Порфирия донимает кашель. Он подымается и вязко хрустит застамелыми суставами.

– Буде, паря…

У старшего грамотника на догляде «медница», где отливают иконки, складни да кресты, а еще финифтевая келейка. Все требует рачительного, хозяйского присмотра. Вот он и направляется по разной надобе. А напоследок кивает на ступку с киноварью и строжит:

– Тери до тех пор, покамест «искры» тама не померкнут.

Михайла остается в терной келейке один. Он растирает минерал с прежним прилежанием, однако уже без прежней охотки. А причина того проста – руки его заняты, а глазам да ушам урока нет. Кому такое придется по нраву, тем более отроку, у которого в голове теснятся вопросы. Сколь живее пошел бы дневной упряг, окажись он подле Текусы– юной грамотницы. И поглядеть, что она творит, испросить можно. Но в Текусину келейку совать нос заповедано. Келарь Паисий строг и неуступчив. К тому же хитер: так скрадется в грамотейню – лепесток лампадного огонька не ворохнется. Завидит какую ослуху – батогом может оглоушить, а вдругорядь провинишься – отправит на скотий двор. Тогда заместо белицы будешь поглядывать на Чернавку да Буренку, а заместо киновари в ступке – толочь полову в корыте да скрести навоз с моста. Нет, Михайла не чурается работы, всякое рукомесло к своим пятнадцати годам делывал, и сила немалая у него в плечах. Но не для того же он пустился на Выг, чтобы за коровами да лошадями ходить. Здесь, в скиту, книги, здесь ответы на загадки, кои будоражат воображение.

Михайла утирает широкой ладонью румяное лицо и вместе с потом снимает невидимую паутинку. Прочь, докука! Все впереди, а допрежь книги. Тем паче книги иные здесь и переписываются, и он, Михайла, теперь тоже причастен к их сотворению. Вот сейчас он дробит алые камешки, а после, глядишь, возьмется за кисточку, будет окунать беличий ворс в эту самую вапу, растертую собственными руками. А пройдет еще срок – овладеет он «поморским письмом», красовитым, почти печатным уставом, и станет переписывать жития да патерики, «Маргарит» да Минеи… Как вон белица Текуса. Взгляд Михайлы устремляется в сопредельную келейку.
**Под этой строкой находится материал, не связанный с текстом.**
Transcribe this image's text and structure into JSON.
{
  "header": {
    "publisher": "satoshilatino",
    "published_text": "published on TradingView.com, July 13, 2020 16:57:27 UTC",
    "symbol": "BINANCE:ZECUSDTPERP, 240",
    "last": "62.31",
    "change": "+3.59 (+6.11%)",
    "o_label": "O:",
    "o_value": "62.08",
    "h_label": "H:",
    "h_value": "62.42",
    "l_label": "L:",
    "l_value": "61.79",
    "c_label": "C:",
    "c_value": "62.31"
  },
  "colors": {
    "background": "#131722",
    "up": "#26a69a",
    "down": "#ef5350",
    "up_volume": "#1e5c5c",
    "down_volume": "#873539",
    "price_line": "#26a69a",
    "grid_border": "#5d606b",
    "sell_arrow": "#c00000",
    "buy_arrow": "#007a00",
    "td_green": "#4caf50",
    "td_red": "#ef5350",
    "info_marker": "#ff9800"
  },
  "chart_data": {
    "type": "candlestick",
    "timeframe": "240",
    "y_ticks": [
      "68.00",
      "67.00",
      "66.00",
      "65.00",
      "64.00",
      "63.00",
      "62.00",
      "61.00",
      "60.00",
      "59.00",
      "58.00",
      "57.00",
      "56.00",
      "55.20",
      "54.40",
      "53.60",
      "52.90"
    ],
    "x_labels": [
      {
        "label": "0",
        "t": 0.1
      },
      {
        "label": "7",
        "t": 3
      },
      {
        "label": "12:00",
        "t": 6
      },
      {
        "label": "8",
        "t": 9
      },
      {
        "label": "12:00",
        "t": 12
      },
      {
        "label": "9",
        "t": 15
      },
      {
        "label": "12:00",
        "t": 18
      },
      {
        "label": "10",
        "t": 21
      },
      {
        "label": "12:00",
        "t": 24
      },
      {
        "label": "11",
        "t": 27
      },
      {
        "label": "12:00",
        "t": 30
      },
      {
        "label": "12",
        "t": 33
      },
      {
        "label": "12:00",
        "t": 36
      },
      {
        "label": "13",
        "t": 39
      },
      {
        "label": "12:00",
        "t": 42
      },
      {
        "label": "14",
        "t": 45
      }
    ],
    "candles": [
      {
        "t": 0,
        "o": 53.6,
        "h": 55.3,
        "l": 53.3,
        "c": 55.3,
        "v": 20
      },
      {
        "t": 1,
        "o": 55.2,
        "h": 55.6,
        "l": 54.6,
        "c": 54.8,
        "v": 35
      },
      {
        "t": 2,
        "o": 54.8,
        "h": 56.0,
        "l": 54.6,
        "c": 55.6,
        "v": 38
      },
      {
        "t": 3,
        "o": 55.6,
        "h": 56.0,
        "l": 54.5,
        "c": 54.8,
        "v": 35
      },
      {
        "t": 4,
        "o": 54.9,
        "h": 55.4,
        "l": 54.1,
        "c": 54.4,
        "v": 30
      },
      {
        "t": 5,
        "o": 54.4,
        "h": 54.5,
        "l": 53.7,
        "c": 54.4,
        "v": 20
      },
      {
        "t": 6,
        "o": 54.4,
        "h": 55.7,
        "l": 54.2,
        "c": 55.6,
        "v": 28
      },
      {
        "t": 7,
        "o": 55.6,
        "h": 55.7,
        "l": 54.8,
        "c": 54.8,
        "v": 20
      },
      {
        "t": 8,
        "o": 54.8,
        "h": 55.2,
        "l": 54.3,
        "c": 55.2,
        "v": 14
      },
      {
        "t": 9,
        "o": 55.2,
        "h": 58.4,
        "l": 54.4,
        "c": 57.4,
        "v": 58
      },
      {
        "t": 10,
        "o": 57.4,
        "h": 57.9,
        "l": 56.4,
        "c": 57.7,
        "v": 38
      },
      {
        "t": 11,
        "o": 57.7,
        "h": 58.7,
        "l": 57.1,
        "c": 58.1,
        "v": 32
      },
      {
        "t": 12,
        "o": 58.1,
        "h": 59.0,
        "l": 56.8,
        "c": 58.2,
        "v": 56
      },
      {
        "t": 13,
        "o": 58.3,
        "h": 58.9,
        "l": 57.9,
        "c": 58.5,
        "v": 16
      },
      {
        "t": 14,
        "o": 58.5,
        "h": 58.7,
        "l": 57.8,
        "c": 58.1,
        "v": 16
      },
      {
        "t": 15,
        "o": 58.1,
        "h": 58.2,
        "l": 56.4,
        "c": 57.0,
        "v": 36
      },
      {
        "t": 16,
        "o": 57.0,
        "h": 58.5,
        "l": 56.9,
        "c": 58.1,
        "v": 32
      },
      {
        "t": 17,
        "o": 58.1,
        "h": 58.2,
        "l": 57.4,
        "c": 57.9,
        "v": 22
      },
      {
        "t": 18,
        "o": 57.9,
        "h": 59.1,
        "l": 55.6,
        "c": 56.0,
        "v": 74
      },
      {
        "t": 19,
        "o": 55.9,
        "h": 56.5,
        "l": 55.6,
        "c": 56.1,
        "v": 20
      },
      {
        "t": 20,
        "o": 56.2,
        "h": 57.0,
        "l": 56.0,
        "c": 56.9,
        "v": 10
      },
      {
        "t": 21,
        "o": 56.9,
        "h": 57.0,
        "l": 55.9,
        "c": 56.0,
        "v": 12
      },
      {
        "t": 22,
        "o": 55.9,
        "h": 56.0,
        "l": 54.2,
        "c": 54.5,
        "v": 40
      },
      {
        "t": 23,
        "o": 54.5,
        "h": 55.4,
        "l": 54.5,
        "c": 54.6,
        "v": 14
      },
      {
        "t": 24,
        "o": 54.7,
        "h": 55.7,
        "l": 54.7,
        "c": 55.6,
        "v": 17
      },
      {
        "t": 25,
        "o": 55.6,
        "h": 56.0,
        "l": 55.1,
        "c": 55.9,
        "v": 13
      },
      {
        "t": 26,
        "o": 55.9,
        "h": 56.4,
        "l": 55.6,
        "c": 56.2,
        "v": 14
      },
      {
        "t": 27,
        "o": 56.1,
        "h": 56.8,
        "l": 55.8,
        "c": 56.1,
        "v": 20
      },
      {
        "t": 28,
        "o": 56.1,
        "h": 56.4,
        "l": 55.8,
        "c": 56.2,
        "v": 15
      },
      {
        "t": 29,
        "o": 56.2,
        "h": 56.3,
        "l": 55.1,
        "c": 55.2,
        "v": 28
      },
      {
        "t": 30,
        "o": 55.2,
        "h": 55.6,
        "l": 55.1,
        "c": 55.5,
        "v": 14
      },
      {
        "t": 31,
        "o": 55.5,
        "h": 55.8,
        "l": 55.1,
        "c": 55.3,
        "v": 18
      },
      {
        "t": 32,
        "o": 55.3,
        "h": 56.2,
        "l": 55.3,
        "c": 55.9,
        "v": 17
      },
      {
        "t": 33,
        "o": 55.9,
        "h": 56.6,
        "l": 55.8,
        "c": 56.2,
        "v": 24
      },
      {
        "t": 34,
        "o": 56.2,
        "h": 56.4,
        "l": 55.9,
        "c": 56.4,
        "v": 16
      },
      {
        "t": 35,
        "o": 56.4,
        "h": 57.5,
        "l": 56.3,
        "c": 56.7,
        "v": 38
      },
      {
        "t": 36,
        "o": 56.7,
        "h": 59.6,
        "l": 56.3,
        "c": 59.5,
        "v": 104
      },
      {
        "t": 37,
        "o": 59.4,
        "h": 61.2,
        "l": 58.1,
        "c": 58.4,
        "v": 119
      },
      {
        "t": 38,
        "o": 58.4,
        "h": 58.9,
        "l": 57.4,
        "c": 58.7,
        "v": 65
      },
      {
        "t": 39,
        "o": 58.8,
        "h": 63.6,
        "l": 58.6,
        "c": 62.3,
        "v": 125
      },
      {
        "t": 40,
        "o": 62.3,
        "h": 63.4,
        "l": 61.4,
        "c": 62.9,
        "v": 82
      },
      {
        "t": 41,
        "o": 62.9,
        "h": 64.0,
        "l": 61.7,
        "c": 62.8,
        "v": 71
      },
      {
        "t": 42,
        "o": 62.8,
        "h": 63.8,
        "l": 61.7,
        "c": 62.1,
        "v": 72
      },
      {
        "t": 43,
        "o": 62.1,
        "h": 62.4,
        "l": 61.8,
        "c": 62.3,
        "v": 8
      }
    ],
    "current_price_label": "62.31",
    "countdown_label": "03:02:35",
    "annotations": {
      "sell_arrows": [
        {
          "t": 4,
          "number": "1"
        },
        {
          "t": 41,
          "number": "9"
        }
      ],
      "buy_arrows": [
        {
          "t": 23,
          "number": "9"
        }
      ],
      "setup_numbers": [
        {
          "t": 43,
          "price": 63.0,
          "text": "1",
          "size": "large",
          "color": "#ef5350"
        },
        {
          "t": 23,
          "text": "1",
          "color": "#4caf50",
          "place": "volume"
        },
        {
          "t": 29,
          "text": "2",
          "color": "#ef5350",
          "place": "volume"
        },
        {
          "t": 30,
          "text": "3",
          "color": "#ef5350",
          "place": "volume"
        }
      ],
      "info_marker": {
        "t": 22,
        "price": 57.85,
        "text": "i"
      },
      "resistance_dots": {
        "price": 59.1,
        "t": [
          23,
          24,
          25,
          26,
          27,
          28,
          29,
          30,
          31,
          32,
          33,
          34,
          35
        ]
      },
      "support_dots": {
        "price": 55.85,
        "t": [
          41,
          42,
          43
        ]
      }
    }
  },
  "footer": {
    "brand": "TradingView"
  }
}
– Текуса, – свистящим шепотом окликает он.

Белица не отзывается, однако правое плечико ее замирает – значит, слышит.

Текусу Михайла встретил в самый первый день, когда прибыл в Выговскую обитель. А увидел – и глазам своим не поверил, до того она оказалась схожа с покойной маменькой. Тихая, кроткая, светлая, как водица в заветном родничке, к которому его, младеню, водила маменька. Омыв его личико и темечко, маменька долго гляделась в родничок. Ее лицо белело в отраженном небе светлым облачком. Вот это отражение Михайла и вспомнил, когда впервые увидел Текусу. Аж сердце на миг остановилось.

– Текуса, – еще громче окликает Михайла. Белица слышит, да не отзывается, не велено. Михайле тоже не велено. Но сидеть одному невтерпеж. И он насмеливается. Поднявшись с чурбака, Михайла на цыпочках, не выпуская из рук ступки, пересекает сенцы и проскальзывает в запретную для него келейку. Текуса безмолвствует, она лишь слегка поводит глазом, когда он усаживается по правую руку. Только зыбкий румянец выказывает ее волнение.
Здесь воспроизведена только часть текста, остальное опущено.